Available published data on the use of ursodiol during pregnancy, derived from randomized controlled trials, observational studies, and case series collected over several decades, have not identified a drug-associated risk of major birth defects, miscarriage, or other adverse maternal or fetal outcomes. Most of the reported exposures to ursodiol occurred in the second and third trimester of pregnancy. In animal reproduction studies, ursodiol had no adverse effects on embryo-fetal development when administered at doses greater than human therapeutic doses. Ursodiol has been used effectively and safely in women with intrahepatic cholestasis of pregnancy (ICP) in several clinical trials; current evidence is insufficient to definitively determine maternal or fetal safety; however, gastroenterology experts consider the drug low risk based on available data.[26354] [45899]

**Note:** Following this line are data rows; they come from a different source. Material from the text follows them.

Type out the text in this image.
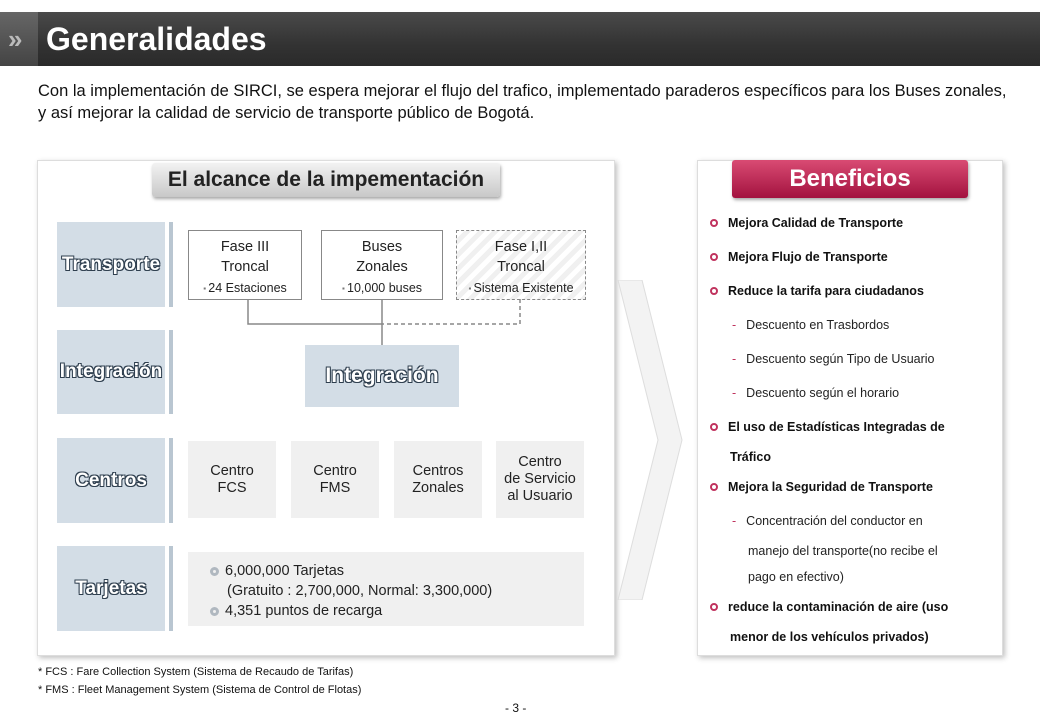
» Generalidades
Con la implementación de SIRCI, se espera mejorar el flujo del trafico, implementado paraderos específicos para los Buses zonales, y así mejorar la calidad de servicio de transporte público de Bogotá.
El alcance de la impementación
Transporte
Integración
Centros
Tarjetas
Fase III
Troncal
▪ 24 Estaciones
Buses
Zonales
▪ 10,000 buses
Fase I,II
Troncal
▪ Sistema Existente
Integración
Centro
FCS
Centro
FMS
Centros
Zonales
Centro
de Servicio
al Usuario
6,000,000 Tarjetas
(Gratuito : 2,700,000, Normal: 3,300,000)
4,351 puntos de recarga
Beneficios
Mejora Calidad de Transporte
Mejora Flujo de Transporte
Reduce la tarifa para ciudadanos
- Descuento en Trasbordos
- Descuento según Tipo de Usuario
- Descuento según el horario
El uso de Estadísticas Integradas de
Tráfico
Mejora la Seguridad de Transporte
- Concentración del conductor en
manejo del transporte(no recibe el
pago en efectivo)
reduce la contaminación de aire (uso
menor de los vehículos privados)
* FCS : Fare Collection System (Sistema de Recaudo de Tarifas)
* FMS : Fleet Management System (Sistema de Control de Flotas)
- 3 -
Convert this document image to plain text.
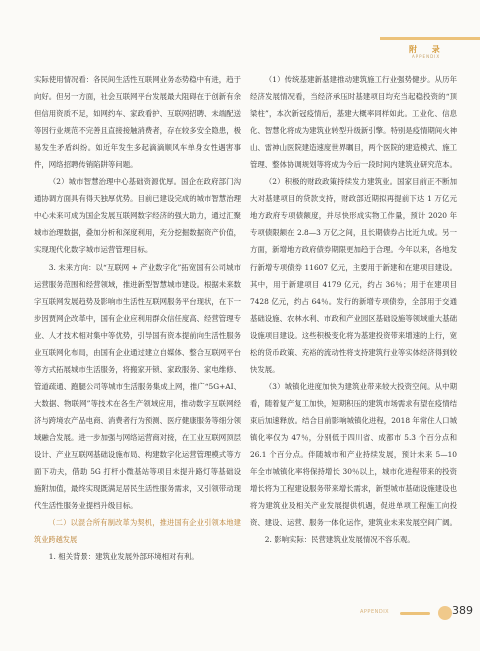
附 录
APPENDIX

实际使用情况看：各民间生活性互联网业务态势稳中有进，趋于向好。但另一方面，社会互联网平台发展最大阻碍在于创新有余但信用资质不足，如网约车、家政看护、互联网招聘、未端配送等因行业规范不完善且直接接触消费者，存在较多安全隐患，极易发生矛盾纠纷。如近年发生多起滴滴顺风车单身女性遇害事件，网络招聘传销陷阱等问题。

（2）城市智慧治理中心基础资源优厚。国企在政府部门沟通协调方面具有得天独厚优势。目前已建设完成的城市智慧治理中心未来可成为国企发展互联网数字经济的强大助力，通过汇聚城市治理数据，叠加分析和深度利用，充分挖掘数据资产价值，实现现代化数字城市运营管理目标。

3. 未来方向：以“互联网 + 产业数字化”拓宽国有公司城市运营服务范围和经营领域，推进新型智慧城市建设。根据未来数字互联网发展趋势及影响市生活性互联网服务平台现状，在下一步因贾网企改革中，国有企业应利用群众信任度高、经营管理专业、人才技术相对集中等优势，引导国有资本提前向生活性服务业互联网化布局，由国有企业通过建立自媒体、整合互联网平台等方式拓展城市生活服务，将搬家开锁、家政服务、家电维修、管道疏通、跑腿公司等城市生活服务集成上网，推广“5G+AI、大数据、物联网”等技术在各生产领域应用，推动数字互联网经济与跨境农产品电商、消费者行为预测、医疗健康服务等细分领域融合发展。进一步加强与网络运营商对接，在工业互联网顶层设计、产业互联网基础设施布局、构建数字化运营管理模式等方面下功夫，借助 5G 打杆小微基站等项目未提升路灯等基础设施附加值，最终实现既满足居民生活性服务需求，又引领带动现代生活性服务业提档升级目标。

（二）以混合所有制改革为契机，推进国有企业引领本地建筑业跨越发展

1. 相关背景：建筑业发展外部环境相对有利。

（1）传统基建新基建推动建筑施工行业强势健步。从历年经济发展情况看，当经济承压时基建项目均充当起稳投资的“顶梁柱”，本次新冠疫情后，基建大概率同样如此。工业化、信息化、智慧化将成为建筑业转型升级新引擎。特别是疫情期间火神山、雷神山医院建造速度世界瞩目，两个医院的建造模式、施工管理、整体协调规划等将成为今后一段时间内建筑业研究范本。

（2）积极的财政政策持续发力建筑业。国家目前正不断加大对基建项目的贷款支持，财政部近期拟再提前下达 1 万亿元地方政府专项债额度，并尽快形成实物工作量，预计 2020 年专项债限额在 2.8—3 万亿之间，且长期债券占比近九成。另一方面，新增地方政府债券期限更加趋于合理。今年以来，各地发行新增专项债券 11607 亿元，主要用于新建和在建项目建设。其中，用于新建项目 4179 亿元，约占 36％；用于在建项目 7428 亿元，约占 64％。发行的新增专项债券，全部用于交通基础设施、农林水利、市政和产业园区基础设施等领域重大基础设施项目建设。这些积极变化将为基建投资带来增速的上行，宽松的货币政策、充裕的流动性将支持建筑行业等实体经济得到较快发展。

（3）城镇化进度加快为建筑业带来较大投资空间。从中期看，随着复产复工加快，短期积压的建筑市场需求有望在疫情结束后加速释放。结合目前影响城镇化进程，2018 年常住人口城镇化率仅为 47％，分别低于四川省、成都市 5.3 个百分点和 26.1 个百分点。伴随城市和产业持续发展，预计未来 5—10 年全市城镇化率将保持增长 30％以上，城市化进程带来的投资增长将为工程建设服务带来增长需求，新型城市基础设施建设也将为建筑业及相关产业发展提供机遇，促进单项工程施工向投资、建设、运营、服务一体化运作，建筑业未来发展空间广阔。

2. 影响实际：民营建筑业发展情况不容乐观。

APPENDIX	389
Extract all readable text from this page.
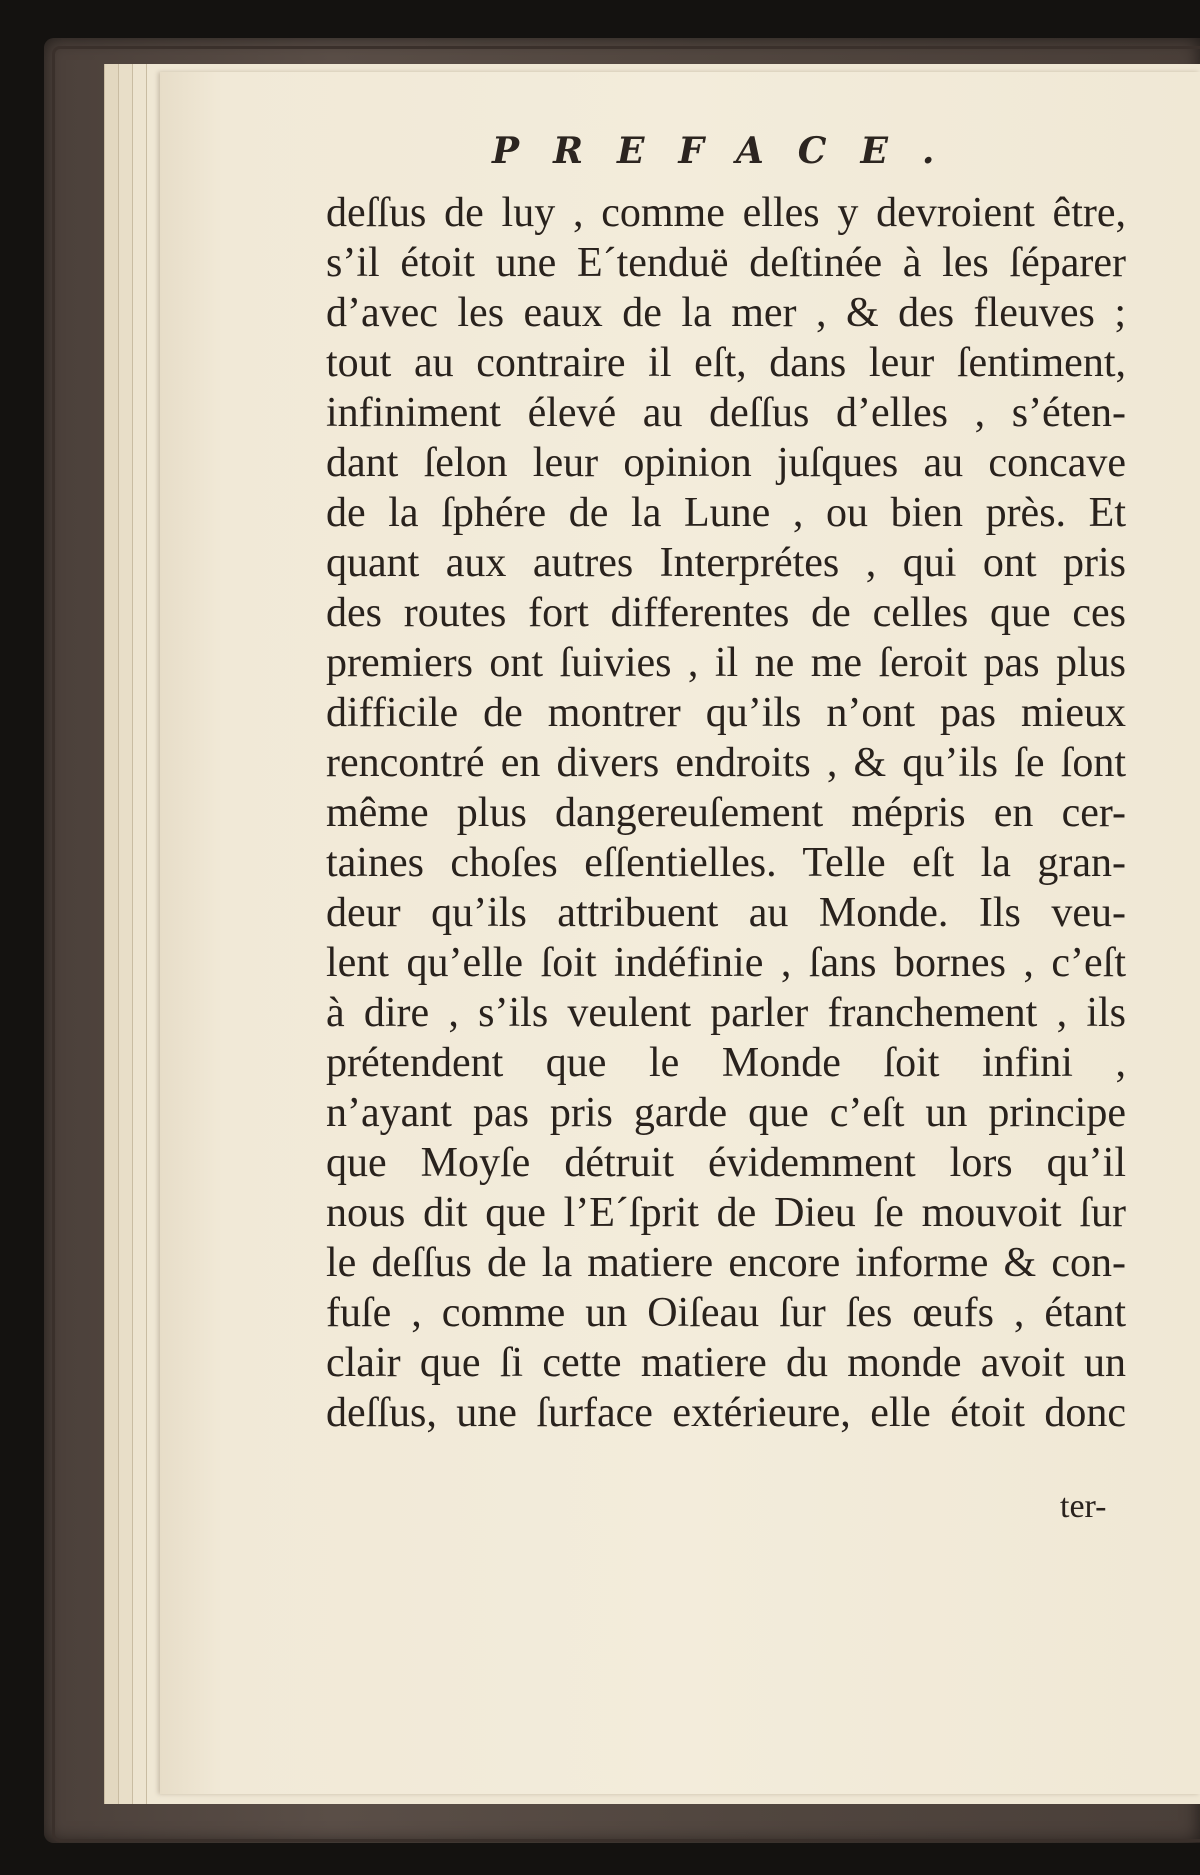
PREFACE.
deſſus de luy , comme elles y devroient être,
s’il étoit une E´tenduë deſtinée à les ſéparer
d’avec les eaux de la mer , & des fleuves ;
tout au contraire il eſt, dans leur ſentiment,
infiniment élevé au deſſus d’elles , s’éten-
dant ſelon leur opinion juſques au concave
de la ſphére de la Lune , ou bien près. Et
quant aux autres Interprétes , qui ont pris
des routes fort differentes de celles que ces
premiers ont ſuivies , il ne me ſeroit pas plus
difficile de montrer qu’ils n’ont pas mieux
rencontré en divers endroits , & qu’ils ſe ſont
même plus dangereuſement mépris en cer-
taines choſes eſſentielles. Telle eſt la gran-
deur qu’ils attribuent au Monde. Ils veu-
lent qu’elle ſoit indéfinie , ſans bornes , c’eſt
à dire , s’ils veulent parler franchement , ils
prétendent que le Monde ſoit infini ,
n’ayant pas pris garde que c’eſt un principe
que Moyſe détruit évidemment lors qu’il
nous dit que l’E´ſprit de Dieu ſe mouvoit ſur
le deſſus de la matiere encore informe & con-
fuſe , comme un Oiſeau ſur ſes œufs , étant
clair que ſi cette matiere du monde avoit un
deſſus, une ſurface extérieure, elle étoit donc
ter-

Ursodiol is naturally present in human milk. There are no reports of adverse effects of ursodiol on the breastfed child, but the reports are extremely limited. There are no data on the effects of ursodiol on milk production. Only small amounts of ursodiol reach the systemic maternal circulation, it is unlikely that clinically significant amounts would reach the breast-fed infant. Gastroenterology experts consider the drug to be "probably" compatible with breast-feeding. Consider the benefits of breast-feeding, the risk of potential infant drug exposure, and the risk of an untreated or inadequately treated condition.